The event was attended by producers Artyom Gabrelyanov, Michael Kitaev and Olga Filipuk, Trofim, Kotkov, production designer Dmitry Onishchenko, costume designer Anna Kudevich, makeup artist Igor Boyko and composer Roman Seliverstov.
Among the actors, Lyubov Aksyonova, Matvey Lykov, Aleksandr Seteykin, Dmitry Chebotaryov, Andrey Trushkin and Evgeny Chebatkov attended the show.

Before showing it at the Moscow International Film Festival, Trofim warned viewers that the version shown there was not the final version, and asked them not to pay attention to the nuances, but to enjoy the plot.
On 7 May, the Ministry of Culture of the Russian Federation issued a distribution certificate for the film.
On 17 May, a special screening took place at the Formula Kino Gallery cinema in Saint Petersburg, which was attended by actors and creators.
The secular premiere of the film took place on 20 May at the Karo 11 October in Moscow.

The film was released in the Russian Federation on 23 May 2024. The project distributor is the Central Partnership company.
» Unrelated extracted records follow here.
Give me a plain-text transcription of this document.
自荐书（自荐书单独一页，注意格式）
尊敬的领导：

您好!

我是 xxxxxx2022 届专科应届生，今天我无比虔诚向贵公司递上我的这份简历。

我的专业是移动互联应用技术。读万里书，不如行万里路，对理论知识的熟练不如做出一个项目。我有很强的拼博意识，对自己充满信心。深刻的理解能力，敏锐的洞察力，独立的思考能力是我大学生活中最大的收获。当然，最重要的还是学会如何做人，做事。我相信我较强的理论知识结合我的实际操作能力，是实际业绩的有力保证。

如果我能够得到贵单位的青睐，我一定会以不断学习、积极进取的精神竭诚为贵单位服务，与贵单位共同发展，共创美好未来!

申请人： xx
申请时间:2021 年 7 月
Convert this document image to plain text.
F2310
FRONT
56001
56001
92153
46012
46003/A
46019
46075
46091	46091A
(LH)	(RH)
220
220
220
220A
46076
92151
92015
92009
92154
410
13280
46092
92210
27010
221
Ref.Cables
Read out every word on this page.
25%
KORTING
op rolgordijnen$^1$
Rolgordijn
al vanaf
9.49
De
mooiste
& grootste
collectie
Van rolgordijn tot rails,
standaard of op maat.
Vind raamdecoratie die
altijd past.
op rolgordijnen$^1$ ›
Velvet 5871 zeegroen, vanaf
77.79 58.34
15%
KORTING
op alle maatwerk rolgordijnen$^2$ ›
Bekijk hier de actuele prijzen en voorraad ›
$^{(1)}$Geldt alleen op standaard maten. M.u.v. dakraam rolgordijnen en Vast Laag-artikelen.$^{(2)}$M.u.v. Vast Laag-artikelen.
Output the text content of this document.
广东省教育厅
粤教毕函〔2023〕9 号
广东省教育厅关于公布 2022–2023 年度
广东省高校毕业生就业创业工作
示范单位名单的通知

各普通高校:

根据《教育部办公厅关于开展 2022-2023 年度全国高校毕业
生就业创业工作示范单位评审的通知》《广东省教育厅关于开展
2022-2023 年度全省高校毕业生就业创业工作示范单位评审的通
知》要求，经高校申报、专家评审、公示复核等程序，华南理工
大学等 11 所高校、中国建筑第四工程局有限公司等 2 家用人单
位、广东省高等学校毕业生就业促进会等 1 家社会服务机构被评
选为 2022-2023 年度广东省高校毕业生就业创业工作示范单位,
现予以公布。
Upon completion of its distribution, The Game will be released exclusively on the KinoPoisk streaming service.

== Awards and nominations ==
The teaser trailer Last Hero was presented at the 24th Golden Trailer Awards. It was nominated in the category Best Foreign Action Trailer, but lost to the trailer of another Russian film, Guest from the Future. The Last Hero teaser trailer became the winner in the category Best Foreign Music Trailer.

The animated sequence Razumovsky's Plan was created by Petrick Animation Studio and was among the winners in the Animation category at the 2024 G8 Creative Awards, a festival of the creative industries.

==Reception==

===Box office===
On the day of the premiere, the film took first place at the Russian box office, collecting 38.9 million rubles. This is significantly higher than the first film, which collected 15.6 million rubles on the first day. According to forecasts, by the end of its debut weekend, The Game had a chance to earn approximately 280 million. According to the results of the premiere weekend, The Game, although it was in first place in box office in Russia and the Commonwealth of Independent States, collected much less than expected - 162.9 million rubles. On the eve of the premiere of The Game in May 2024, Roman Isaev, a member of the board of the Association of Cinema Owners, said in an interview with the National News Service that the film should collect at least two billion rubles during its entire distribution period. This will allow it to become a "safety cushion for the summer" for cinemas after the disastrous May weekend for the Russian box office. Back in October 2023, film critic David Shneiderov (ru) suggested that The Game could succeed at the box office due to the lack of big competitors in Hollywood cinema.